There is demonstrable proof that the surge in forces announced by President Obama last year and provided by the United States and NATO is working. The response of those who argue that we should withdraw now is to say that the cause is hopeless and that we will eventually withdraw anyway. It is true that eventually we will withdraw. I agree. There has to be an exit strategy. But an exit strategy is not simply an exit deadline. It is not fixing a date by which time forces should or must be withdrawn. Rather, an exit strategy has to evolve—and is evolving, I would submit—having regard to the actual situation on the ground in Afghanistan.

It also depends on a number of associated issues being addressed and resolved. Those issues include the security situation in the neighbouring Pakistan border areas where the Taliban, al-Qaeda and other terrorist organisations have sanctuary and operate from. An exit strategy ultimately includes what role, if any, elements of the Taliban may have in the future governance of Afghanistan. It includes assessing the ability of the Afghan military and police force to provide adequate security and protection for the population that is currently provided by the ISAF forces.

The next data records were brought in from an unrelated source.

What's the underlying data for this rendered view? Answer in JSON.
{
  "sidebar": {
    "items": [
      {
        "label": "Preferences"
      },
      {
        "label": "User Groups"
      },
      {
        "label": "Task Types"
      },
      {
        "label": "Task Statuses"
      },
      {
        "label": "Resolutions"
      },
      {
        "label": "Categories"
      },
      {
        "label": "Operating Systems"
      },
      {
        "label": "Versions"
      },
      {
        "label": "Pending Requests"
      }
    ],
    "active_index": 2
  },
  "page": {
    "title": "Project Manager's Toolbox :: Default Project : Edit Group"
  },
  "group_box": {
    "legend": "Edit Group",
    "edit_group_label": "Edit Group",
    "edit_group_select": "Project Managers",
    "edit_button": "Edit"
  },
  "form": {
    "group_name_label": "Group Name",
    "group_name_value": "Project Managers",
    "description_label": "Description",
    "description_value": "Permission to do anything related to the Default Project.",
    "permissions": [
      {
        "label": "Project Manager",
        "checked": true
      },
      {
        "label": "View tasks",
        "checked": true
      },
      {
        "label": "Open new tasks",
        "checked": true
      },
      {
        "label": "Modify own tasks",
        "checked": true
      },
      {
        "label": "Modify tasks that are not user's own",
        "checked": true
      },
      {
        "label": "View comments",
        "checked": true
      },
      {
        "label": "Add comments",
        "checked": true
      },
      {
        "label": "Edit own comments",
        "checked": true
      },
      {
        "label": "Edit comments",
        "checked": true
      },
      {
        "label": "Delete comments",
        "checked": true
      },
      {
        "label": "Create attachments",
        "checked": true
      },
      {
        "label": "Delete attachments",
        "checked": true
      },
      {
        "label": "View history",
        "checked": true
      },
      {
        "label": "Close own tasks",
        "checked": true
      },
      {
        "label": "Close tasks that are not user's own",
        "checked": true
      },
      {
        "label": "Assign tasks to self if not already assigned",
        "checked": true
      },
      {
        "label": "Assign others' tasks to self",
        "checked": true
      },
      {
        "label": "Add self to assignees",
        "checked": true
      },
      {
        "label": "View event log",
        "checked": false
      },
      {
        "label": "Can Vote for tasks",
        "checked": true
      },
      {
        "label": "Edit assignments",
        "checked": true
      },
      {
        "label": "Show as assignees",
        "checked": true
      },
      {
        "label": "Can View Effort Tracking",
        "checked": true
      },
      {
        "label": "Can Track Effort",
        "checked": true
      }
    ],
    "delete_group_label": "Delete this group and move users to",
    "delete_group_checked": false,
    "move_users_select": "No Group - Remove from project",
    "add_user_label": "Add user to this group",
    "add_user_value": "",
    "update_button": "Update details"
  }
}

Finally, for Australia and indeed for those other nations it includes continuing consideration of the views of the Australian people on our engagement. I would also add that it may well involve, whenever the date comes that we withdraw forces, the maintenance of UN-sponsored peacekeeping forces for many years thereafter. That is not unusual. Since the foundation of the United Nations Australia has been a proud contributor to the funding of UN peacekeeping forces and to the provision of personnel for peacekeeping engagements around the world. The Senate Committee on Foreign Affairs, Defence and Trade recognised that in its recent report. We have been party to and continue to be participants in UN peacekeeping forces in the Middle East, Cyprus, East Timor, the Solomon Islands and the African continent. Unlike our previous engagements in Vietnam and Iraq, ones which I did not support, I continue to believe that this commitment to Afghanistan is justified on security grounds, both domestic and international, and also for humanitarian reasons.

If we wish to prevent further devastating terrorist attacks such as those that occurred on 11 September 2001 and subsequently the bombings in London and Madrid then we must stay the course. If we are to continue to fight the terrorists who were responsible for the murder of over 100 Australians in Bali and in Jakarta in Indonesia then we must stay the course. We cannot walk away now.

We have an obligation to carry out the continuing mandate of the UN through the ISAF commitment in Afghanistan. We have an obligation to help rebuild an Afghanistan where its people can live their lives free from a murderous, totalitarian, genocidal, terrorist regime. At this stage we and the other 47 nations who are members of the International Security Assistance Force are their only hope. We cannot abandon them.